Closed amsutton closed 2 years ago

amsutton commented 2 years ago

Hi there,

I'm a student learning to use both surveypackage and your package (thank you! This is great!), so forgive me if this question is basic. I am attempting to call cv.svyglm() using a svyglm object whose design is specified as:

design <- survey::svydesign(id=~1, data=dat, weights= ~weight)

So, it has weights, which your examples do not, but I hope that doesn't matter.

The svyglm object is specified as: m21 <- svyglm(mask ~ wave + ppreg9 + local_trust + state_trust + federal_trust + prop_white + prop_black + prop_other + age + (urban + race_ethnicity + employment)^2 -1, design=design, family=quasibinomial(link="logit"))

When I call surveyCV::cv.svyglm(m21, nfolds = 10) I receive the following error:

Error in cv.svydesign(design_object = design_object, formulae = formulae, : length(ids.formula) == 2 is not TRUE

Can you suggest how I might be able to proceed? I am so thrilled to have found a solution for cv using survey objects, and I'd love to be able to continue to use it!

Thanks for your attention!

civilstat commented 2 years ago

Thanks for the feedback! Would you mind trying it again, but naming the argument "ids" instead of "id" when you first run svydesign()?

If that works, we'll update the code to work with either "ids" or "id". If not, let me know and we can dig deeper to figure out the problem.

amsutton commented 2 years ago

Thanks for the help! I truly appreciate it.

I ran: survey::svydesign(ids=~1, data=dat, weights= ~weight)

and then successfully ran my svyglm(), assigned to m21 , but when I then ran surveyCV::cv.svyglm(m21, nfolds = 10) again, I received this error:

Error in glm.fit(x = c(1, 1, 1, 1, 1, 1, 1, 1, 1, 1, 1, 1, 1, 1, 1, 1,  :
  NA/NaN/Inf in 'y'
In addition: Warning messages:
1: In Ops.factor(y, mu) : ‘-’ not meaningful for factors
2: In Ops.factor(eta, offset) : ‘-’ not meaningful for factors
3: In Ops.factor(y, mu) : ‘-’ not meaningful for factors

So I guess this is an error on my end? Maybe it dislikes the quasibinomial which I opt for because it avoids the non-integer successes warning?

civilstat commented 2 years ago

Hmm. Those error+warning messages suggest that your response variable (mask ?) has NA, NaN, or Inf values, and/or it is a factor variable instead of a 0/1 variable. Is that true?

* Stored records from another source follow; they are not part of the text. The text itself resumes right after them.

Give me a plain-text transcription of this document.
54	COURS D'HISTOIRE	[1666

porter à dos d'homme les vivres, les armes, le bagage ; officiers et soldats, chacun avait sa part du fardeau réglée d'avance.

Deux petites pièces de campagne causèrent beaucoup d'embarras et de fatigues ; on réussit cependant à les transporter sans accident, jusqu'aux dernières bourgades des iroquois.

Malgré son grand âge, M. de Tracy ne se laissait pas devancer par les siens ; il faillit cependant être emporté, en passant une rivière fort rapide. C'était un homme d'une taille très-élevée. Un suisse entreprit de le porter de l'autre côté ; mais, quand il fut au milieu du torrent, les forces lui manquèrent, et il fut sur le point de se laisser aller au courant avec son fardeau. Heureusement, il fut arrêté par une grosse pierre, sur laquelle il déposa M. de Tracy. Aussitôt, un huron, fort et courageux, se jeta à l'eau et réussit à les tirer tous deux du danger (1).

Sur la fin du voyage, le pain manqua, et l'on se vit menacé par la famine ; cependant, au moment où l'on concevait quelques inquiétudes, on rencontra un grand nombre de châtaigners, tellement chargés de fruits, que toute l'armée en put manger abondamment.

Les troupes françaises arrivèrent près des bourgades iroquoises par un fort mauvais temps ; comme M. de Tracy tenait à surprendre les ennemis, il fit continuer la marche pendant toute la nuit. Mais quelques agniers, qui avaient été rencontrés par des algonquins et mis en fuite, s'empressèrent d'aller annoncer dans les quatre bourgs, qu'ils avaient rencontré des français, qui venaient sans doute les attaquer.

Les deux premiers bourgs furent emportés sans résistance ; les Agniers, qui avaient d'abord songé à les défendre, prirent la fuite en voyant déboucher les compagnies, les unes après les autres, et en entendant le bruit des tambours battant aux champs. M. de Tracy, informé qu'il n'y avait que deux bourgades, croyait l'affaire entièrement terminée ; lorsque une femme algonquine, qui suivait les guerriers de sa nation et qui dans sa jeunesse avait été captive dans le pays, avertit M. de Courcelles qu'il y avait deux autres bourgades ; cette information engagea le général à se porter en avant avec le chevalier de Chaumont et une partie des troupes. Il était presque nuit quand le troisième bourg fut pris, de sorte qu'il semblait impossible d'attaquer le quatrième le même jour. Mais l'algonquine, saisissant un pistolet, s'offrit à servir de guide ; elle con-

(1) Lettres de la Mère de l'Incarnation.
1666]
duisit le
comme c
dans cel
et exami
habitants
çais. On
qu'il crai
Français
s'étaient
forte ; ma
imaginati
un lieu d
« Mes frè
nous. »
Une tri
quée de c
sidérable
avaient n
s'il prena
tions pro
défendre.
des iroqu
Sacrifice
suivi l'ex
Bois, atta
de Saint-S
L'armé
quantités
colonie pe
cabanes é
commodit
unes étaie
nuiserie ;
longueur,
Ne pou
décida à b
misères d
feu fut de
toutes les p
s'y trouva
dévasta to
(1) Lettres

On the other hand, if that's true, you should be getting errors earlier when you run svyglm(), before you even get to cv.svyglm(). Could you post a reproducible example, including a small (fake) dataset, so that I can replicate the error and figure out what's causing it? http://adv-r.had.co.nz/Reproducibility.html

Finally, also try cv.svyglm(..., method="logistic"). Eventually our code will automatically detect whether it's linear or logistic, but we haven't implemented that yet.

amsutton commented 2 years ago

Ah, I see the error. Previously it hasn't mattered that my outcome was a factor, but when I assure the outcome is simply a binary variable, it works now. Thank you for being patient with me!

civilstat commented 2 years ago

No problem. I'm glad to hear it works now! Keep us posted if you have other feedback about the package or you think of features you might need that aren't implemented yet.

civilstat commented 2 years ago

@amsutton As of March 1, 2022, the latest package version v0.1.2 (on GitHub but not yet on CRAN) now allows logistic regression to use factor response variables. Thanks again for bringing up this issue!